Estratégias para lidar com a desregulação emocional no autismo

Episódios de desregulação emocional no Transtorno do Espectro Autista (TEA) fazem parte da realidade de muitas famílias e podem gerar dúvidas, insegurança e desgaste ao longo do tempo. 

É comum que pais e responsáveis se perguntem como agir nesses momentos e qual a melhor forma de ajudar a criança. 

A boa notícia é que existem estratégias que podem ser aplicadas no dia a dia e que contribuem de forma significativa para a redução da frequência, intensidade e impacto desses episódios, além de favorecer o desenvolvimento da criança e a qualidade de vida da família. 

Antes de abordar as estratégias, é importante compreender que esses episódios não são comportamentos intencionais ou desafiadores. Eles estão relacionados a dificuldades de regulação emocional, comunicação e processamento de estímulos. 

Por que esses episódios acontecem? 

Os episódios de desregulação emocional podem ter diferentes funções e causas, e a identificação dos fatores envolvidos é essencial para um manejo adequado. 

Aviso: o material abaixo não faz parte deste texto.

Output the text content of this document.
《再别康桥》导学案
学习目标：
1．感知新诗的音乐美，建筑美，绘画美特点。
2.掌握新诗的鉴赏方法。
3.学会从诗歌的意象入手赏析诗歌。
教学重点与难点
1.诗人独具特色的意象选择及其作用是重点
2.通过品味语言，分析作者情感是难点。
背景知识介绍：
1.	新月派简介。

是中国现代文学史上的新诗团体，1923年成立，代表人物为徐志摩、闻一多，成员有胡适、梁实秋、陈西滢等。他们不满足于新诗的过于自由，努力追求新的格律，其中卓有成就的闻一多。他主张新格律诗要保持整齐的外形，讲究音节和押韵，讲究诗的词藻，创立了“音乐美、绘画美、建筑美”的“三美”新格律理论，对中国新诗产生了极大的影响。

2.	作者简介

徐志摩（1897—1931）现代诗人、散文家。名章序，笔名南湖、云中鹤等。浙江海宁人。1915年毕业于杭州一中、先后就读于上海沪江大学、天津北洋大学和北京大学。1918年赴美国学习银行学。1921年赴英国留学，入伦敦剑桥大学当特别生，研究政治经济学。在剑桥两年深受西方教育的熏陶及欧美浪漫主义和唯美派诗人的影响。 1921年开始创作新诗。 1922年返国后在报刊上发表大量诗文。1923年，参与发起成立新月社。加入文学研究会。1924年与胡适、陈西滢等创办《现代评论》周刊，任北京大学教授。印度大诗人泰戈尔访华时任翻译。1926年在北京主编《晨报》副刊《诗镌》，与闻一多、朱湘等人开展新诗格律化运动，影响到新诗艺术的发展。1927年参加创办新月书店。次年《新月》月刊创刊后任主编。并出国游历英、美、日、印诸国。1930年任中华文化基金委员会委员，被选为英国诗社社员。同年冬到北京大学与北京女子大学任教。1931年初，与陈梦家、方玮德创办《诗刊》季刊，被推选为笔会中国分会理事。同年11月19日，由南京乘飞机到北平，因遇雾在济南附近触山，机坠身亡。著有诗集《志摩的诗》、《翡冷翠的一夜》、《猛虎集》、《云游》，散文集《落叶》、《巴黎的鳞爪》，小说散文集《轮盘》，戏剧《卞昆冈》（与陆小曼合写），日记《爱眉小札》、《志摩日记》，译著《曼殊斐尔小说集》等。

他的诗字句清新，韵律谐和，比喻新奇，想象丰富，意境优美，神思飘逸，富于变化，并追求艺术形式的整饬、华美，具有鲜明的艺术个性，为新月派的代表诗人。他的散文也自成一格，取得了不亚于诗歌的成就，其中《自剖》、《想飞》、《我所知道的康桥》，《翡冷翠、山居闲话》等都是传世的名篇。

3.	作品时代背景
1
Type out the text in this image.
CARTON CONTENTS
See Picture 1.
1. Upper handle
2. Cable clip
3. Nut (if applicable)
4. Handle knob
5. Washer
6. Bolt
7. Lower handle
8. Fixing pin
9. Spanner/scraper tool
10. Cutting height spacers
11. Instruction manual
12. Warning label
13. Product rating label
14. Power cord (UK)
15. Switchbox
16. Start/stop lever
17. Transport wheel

Entre os principais fatores, destacam-se: 

• dificuldade de comunicação 

• sobrecarga sensorial, como barulho, luz intensa ou ambientes muito estimulantes 

• mudanças inesperadas na rotina 

• frustração diante de demandas ou limitações 

• cansaço físico ou emocional 

Quando a criança não consegue expressar ou lidar com o que está sentindo, o comportamento passa a funcionar como uma forma de comunicação. 

Estratégias que realmente ajudam no manejo 

Saber como agir nesses momentos não significa eliminar completamente os episódios, mas criar condições para que a criança se reorganize com mais suporte e segurança. 

1. Antecipe situações e aumente a previsibilidade 

A previsibilidade é um dos principais fatores de proteção. 

Sempre que possível: 

• avise mudanças com antecedência 

• utilize rotinas visuais 

• prepare a criança para transições 

Isso reduz a ansiedade e favorece a organização emocional. 

2. Observe sinais prévios de desregulação 

Os episódios costumam ser precedidos por mudanças no comportamento, como: 

• irritação 

• agitação 

• aumento de comportamentos repetitivos 

• dificuldade de manter a atenção 

Identificar esses sinais permite intervir de forma mais precoce. 

3. Reduza estímulos sensoriais 

Ambientes com excesso de estímulos podem intensificar a desregulação. 

Sempre que possível: 

• diminua ruídos 

• reduza luzes intensas 

• evite ambientes com muitos estímulos simultâneos 

Um ambiente mais organizado favorece a regulação. 

4. Utilize comunicação clara e objetiva 

Durante esses episódios, a criança apresenta maior dificuldade para processar informações complexas. 

Por isso: 

• utilize frases curtas 

• evite múltiplas instruções 

• mantenha um tom de voz calmo 

A comunicação simples contribui para a reorganização. 

5. Mantenha a calma e ofereça segurança 

A resposta do adulto influencia diretamente no curso do episódio. 

Mesmo sendo desafiador, é importante: 

• manter o tom de voz estável 

• evitar confrontos 

• transmitir segurança 

A criança precisa perceber que está em um ambiente seguro. 

6. Evite intervenções de ensino durante o episódio 

Durante a desregulação, a criança não está disponível para aprendizagem. 

Nesse momento, o foco deve ser: 

• acolher 

• garantir segurança 

• favorecer a regulação 

O ensino deve ocorrer posteriormente, quando houver maior organização.